Let’s explore examples of situations to be avoided.
Setup:
  • System: GPU-based with Nvidia RTX 4070, 8 GB VRAM
  • AI Model: 7 GB
  • Output: Extremely small context window with just about 500–700 MB of VRAM left for it: 8 GB VRAM - 7 GB taken up by the model, which can fit roughly 1500 tokens.
Result:
  • The model is fast and high-quality when responding to very small questions.
  • The model cannot take on lengthy and complex questions and will reject them.
  • If complex questions dominate the network, this node will rarely participate in inference rounds.
Setup:
  • System: GPU-based with Nvidia GTX 1660, 8 GB VRAM
  • AI Model: 4 GB
  • Output: Big context window, a lot of VRAM memory is left: 8 GB VRAM - 4 GB taken up by the model equals to about 20,000+ tokens. Yet the TPS (response generation speed) is low due to the GPU’s old age.
Result:
  • This node can take lengthy questions and is likely to provide quality responses that might end up being the best in a given round.

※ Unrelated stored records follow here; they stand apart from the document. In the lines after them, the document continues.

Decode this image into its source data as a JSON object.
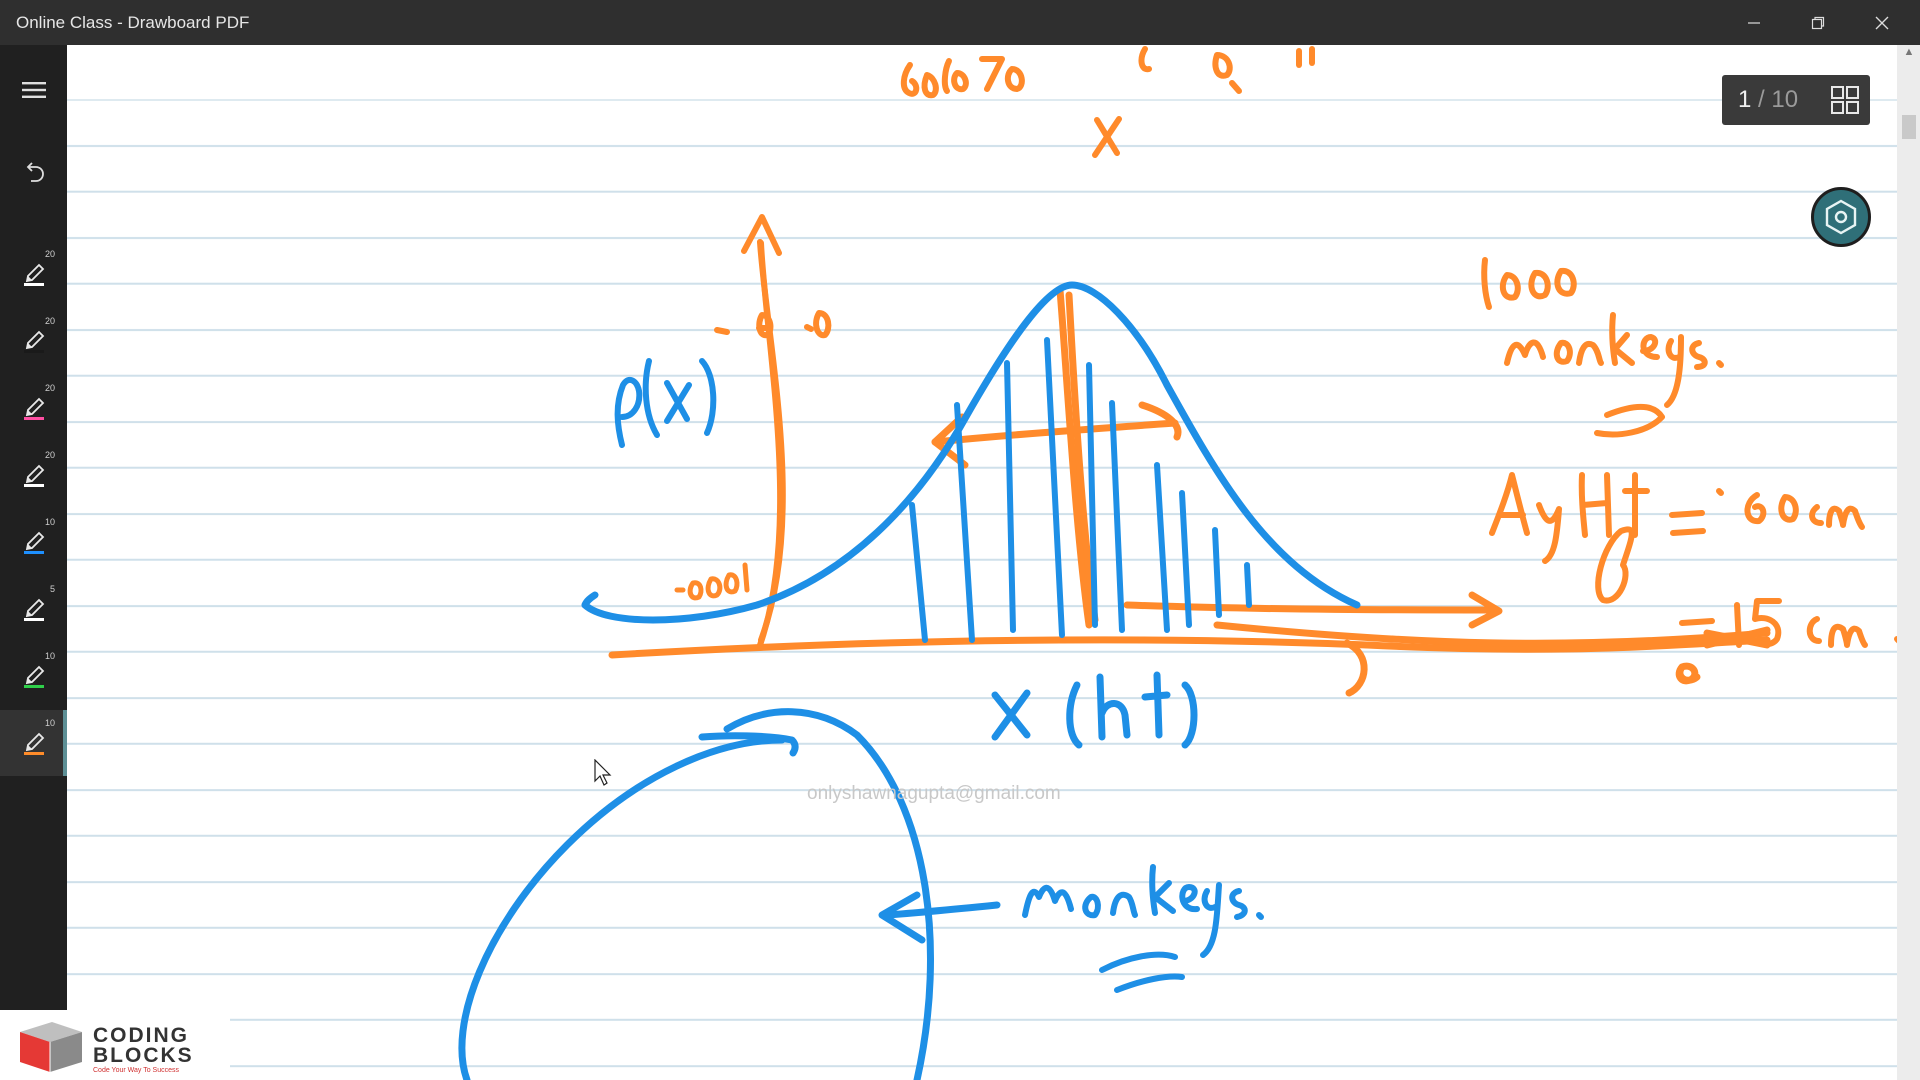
{
  "window": {
    "title": "Online Class - Drawboard PDF"
  },
  "sidebar": {
    "items": [
      {
        "icon": "menu-icon"
      },
      {
        "icon": "undo-icon"
      },
      {
        "icon": "pen-icon",
        "size": "20",
        "color": "#ffffff"
      },
      {
        "icon": "pen-icon",
        "size": "20",
        "color": "#1a1a1a"
      },
      {
        "icon": "pen-icon",
        "size": "20",
        "color": "#ff4fa3"
      },
      {
        "icon": "pen-icon",
        "size": "20",
        "color": "#ffffff"
      },
      {
        "icon": "pen-icon",
        "size": "10",
        "color": "#1e90ff"
      },
      {
        "icon": "pen-icon",
        "size": "5",
        "color": "#ffffff"
      },
      {
        "icon": "pen-icon",
        "size": "10",
        "color": "#2fd04a"
      },
      {
        "icon": "pen-icon",
        "size": "10",
        "color": "#ff8c2a",
        "active": true
      }
    ]
  },
  "page_indicator": {
    "current": "1",
    "separator": "/",
    "total": "10"
  },
  "watermark": "onlyshawnagupta@gmail.com",
  "logo": {
    "line1": "CODING",
    "line2": "BLOCKS",
    "tagline": "Code Your Way To Success"
  },
  "ink_colors": {
    "orange": "#ff8a2b",
    "blue": "#1e8fe6"
  }
}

  • It will generate its responses slowly. This node will tend to lose rounds if other nodes provide their responses faster.
Setup:
  • System: macOS with Unified Memory, 64 GB RAM
  • AI Model: 1.5 GB
  • Output: 180–200 TPS, context length is up to 32,000 tokens.
Result:
  • Great response generation speed, huge context window, can provide responses to questions massive in size.
  • The model itself is far from being smart and tends to generate low quality responses. It will challenging to win rounds with it as other nodes will provide better responses.

Conclusion

To keep your node successfully responding to questions and consistently winning in inference rounds, you need a model that is:
  • as new as possible. We strive to offer optimal model choices in our Featured models list in our applications. However, you are not limited in your choice.
  • suitable for your hardware and capable of maintaining balance between
    • context length of 20,000 tokens,
    • generation speed of 35-40 tokens per second,
    • response quality. Usually, a bigger model means higher quality. But bigger doesn’t necessarily mean better all around. A massive general knowledge model will usually lose to a smaller specialized model.
  • Every model has its pros and cons. Select your model based on current network context. If we are generating a specific dataset, it is probably best to select a model that excels in that dataset’s area of knowledge.
Using these guidelines will help you select models that will allow your node to participate in a larger number of rounds and consistently secure winning places by providing best responses to requests from the network.